Popliteal SLNs were identified by their fluorescence intensity after footpad injection. No detectable signals were observed from distal lymph nodes. For all mice, the percentage extraction of popliteal nodes exceeded 99%, which was consistent with our previous observations with ${}^{99\mathrm{m}}\mathrm{Tc}$-labeled tilmanocept⁸ and ${}^{99\mathrm{m}}\mathrm{Tc}$-labeled Cy7-tilmanocept.²³ Among the five preparations, the $R=2.3$ conjugate provided dramatically brighter signals than all other conjugates. In vivo imaging (Fig. 9) of the $R=2.3$ 800CW-tilmanocept conjugate showed a bright popliteal node close to the injection site in the left hind leg. The color map is logarithmic with a peak value of 56 kilocounts.
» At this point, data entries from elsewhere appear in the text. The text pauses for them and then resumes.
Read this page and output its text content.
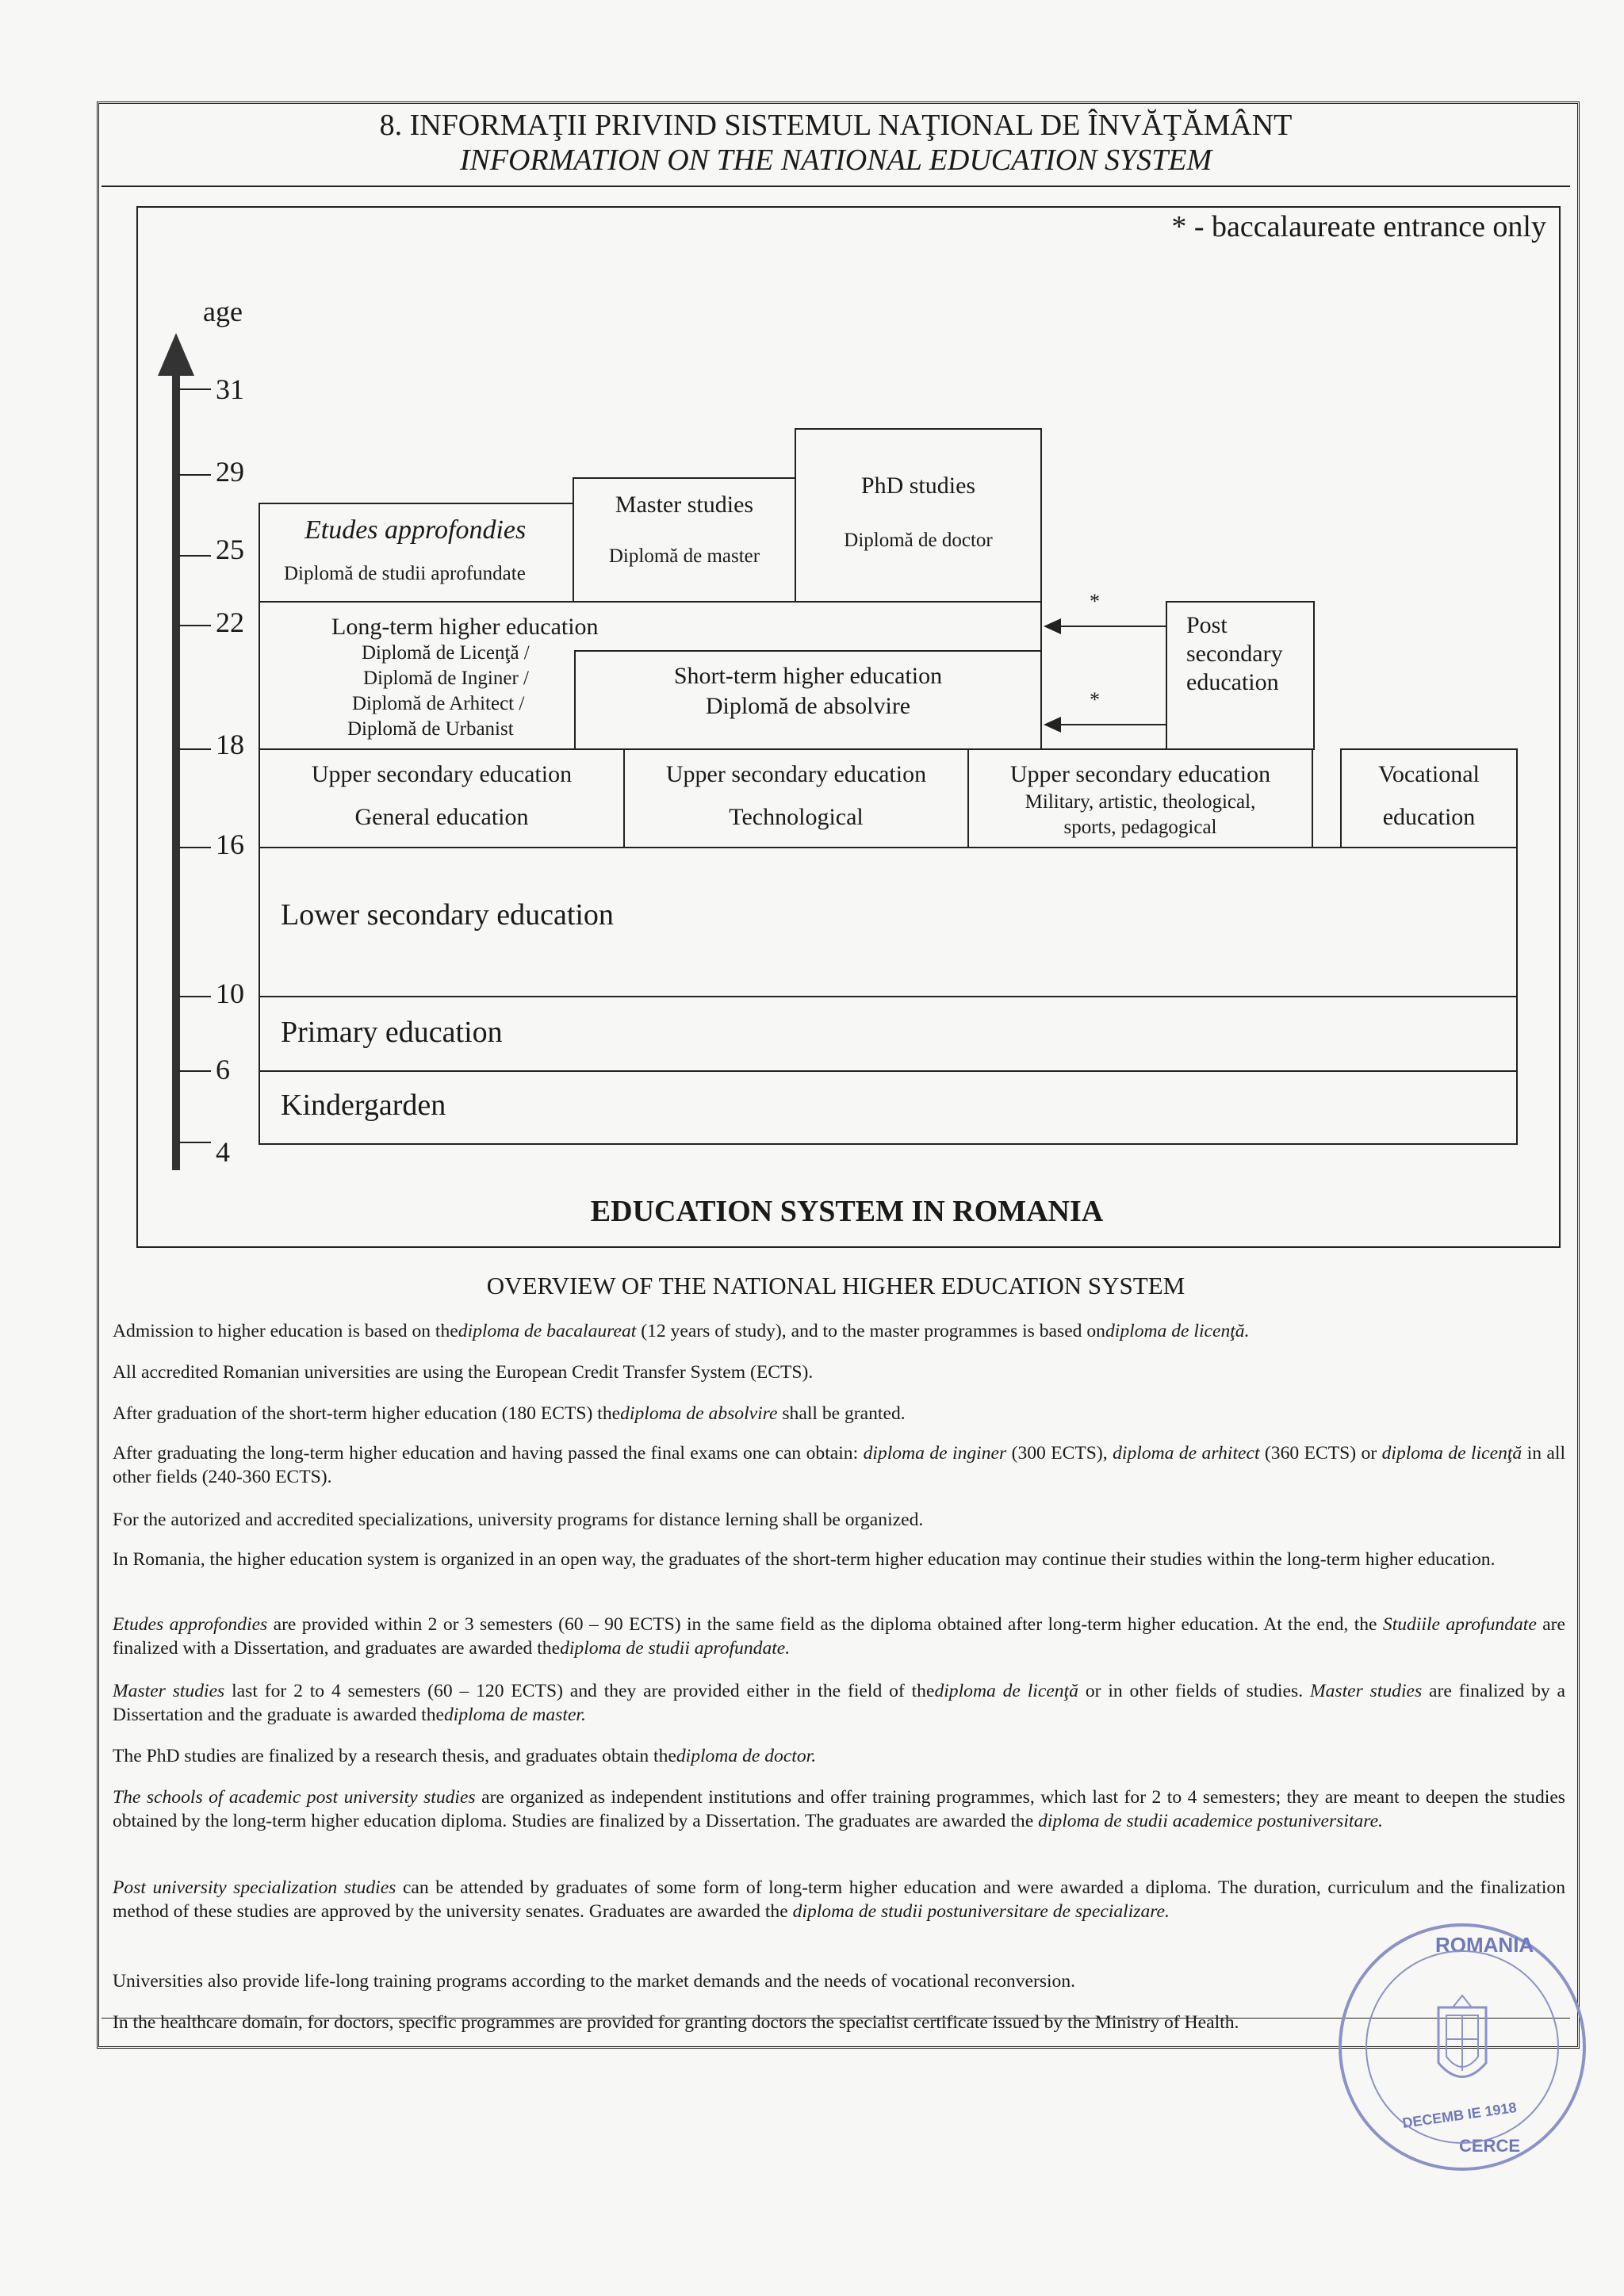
8. INFORMAŢII PRIVIND SISTEMUL NAŢIONAL DE ÎNVĂŢĂMÂNT
INFORMATION ON THE NATIONAL EDUCATION SYSTEM
* - baccalaureate entrance only
age
31
29
25
22
18
16
10
6
4
Kindergarden
Primary education
Lower secondary education
Upper secondary education
General education
Upper secondary education
Technological
Upper secondary education
Military, artistic, theological,
sports, pedagogical
Vocational
education
Long-term higher education
Diplomă de Licenţă /
Diplomă de Inginer /
Diplomă de Arhitect /
Diplomă de Urbanist
Short-term higher education
Diplomă de absolvire
Etudes approfondies
Diplomă de studii aprofundate
Master studies
Diplomă de master
PhD studies
Diplomă de doctor
Post
secondary
education
*
*
EDUCATION SYSTEM IN ROMANIA
OVERVIEW OF THE NATIONAL HIGHER EDUCATION SYSTEM
Admission to higher education is based on thediploma de bacalaureat (12 years of study), and to the master programmes is based ondiploma de licenţă.
All accredited Romanian universities are using the European Credit Transfer System (ECTS).
After graduation of the short-term higher education (180 ECTS) thediploma de absolvire shall be granted.
After graduating the long-term higher education and having passed the final exams one can obtain: diploma de inginer (300 ECTS), diploma de arhitect (360 ECTS) or diploma de licenţă in all other fields (240-360 ECTS).
For the autorized and accredited specializations, university programs for distance lerning shall be organized.
In Romania, the higher education system is organized in an open way, the graduates of the short-term higher education may continue their studies within the long-term higher education.
Etudes approfondies are provided within 2 or 3 semesters (60 – 90 ECTS) in the same field as the diploma obtained after long-term higher education. At the end, the Studiile aprofundate are finalized with a Dissertation, and graduates are awarded thediploma de studii aprofundate.
Master studies last for 2 to 4 semesters (60 – 120 ECTS) and they are provided either in the field of thediploma de licenţă or in other fields of studies. Master studies are finalized by a Dissertation and the graduate is awarded thediploma de master.
The PhD studies are finalized by a research thesis, and graduates obtain thediploma de doctor.
The schools of academic post university studies are organized as independent institutions and offer training programmes, which last for 2 to 4 semesters; they are meant to deepen the studies obtained by the long-term higher education diploma. Studies are finalized by a Dissertation. The graduates are awarded the diploma de studii academice postuniversitare.
Post university specialization studies can be attended by graduates of some form of long-term higher education and were awarded a diploma. The duration, curriculum and the finalization method of these studies are approved by the university senates. Graduates are awarded the diploma de studii postuniversitare de specializare.
Universities also provide life-long training programs according to the market demands and the needs of vocational reconversion.
In the healthcare domain, for doctors, specific programmes are provided for granting doctors the specialist certificate issued by the Ministry of Health.
ROMANIA
DECEMB IE 1918
CERCE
Based on the ex vivo nuclear counting, $\sim 1.1\mathrm{pmol}$ of 800CW-tilmanocept molecules accumulated in the popliteal SLN. Consequently, the fluorescence signal with a peak intensity of 1.2 kilocounts in the SLN was originated from the 2.5 pmol of conjugated IRDye 800CW molecules. The right hind leg of the animal was scanned as a control, where no counts were observed above the background signal. When the same amount of 800CW-tilmanocept with dye density of $R=0.7$ was administrated to the mice, a similar amount of the conjugate was trapped in the popliteal node; however, the node was not identifiable against the background signal (image not shown).

Fig. 9

A fluorescence SLN image, 25 min after the ${}^{68}\mathrm{Ga}$-labeled 800CW-tilmanocept ($R=2.3$) injection into the footpad (open arrow). 1.1 pmol of 800CW-tilmanocept molecules (2.5 pmol of IRDye 800CW molecules) accumulated in the popliteal SLN (solid arrow).

3.8.

PET Imaging

SLNs were easily visualized by PET. As shown in Fig. 10, the popliteal lymph node was detected as a hot spot separated from the injection site on the coronal cross-section. This image was reconstructed from raw data acquired 15 min after injection; 0.94% of the injected dose ($\sim 0.92\mathrm{pmol}$) accumulated in the popliteal SLN. The percent extraction was $>99\%$. The color map represents the radioactivity counts. The SNR was 2922 for the popliteal SLN. The positioning of the hot node and the injection site was consistent to the relative locations of the fluorescence signals in optical images.

Fig. 10

A coronal PET cross-section image, 15 min after injection into the footpad (open arrow). The popliteal SLN (solid arrow) accumulated 0.92 pmol of the ${}^{68}\mathrm{Ga}$-labeled 800CW-tilmanocept molecules.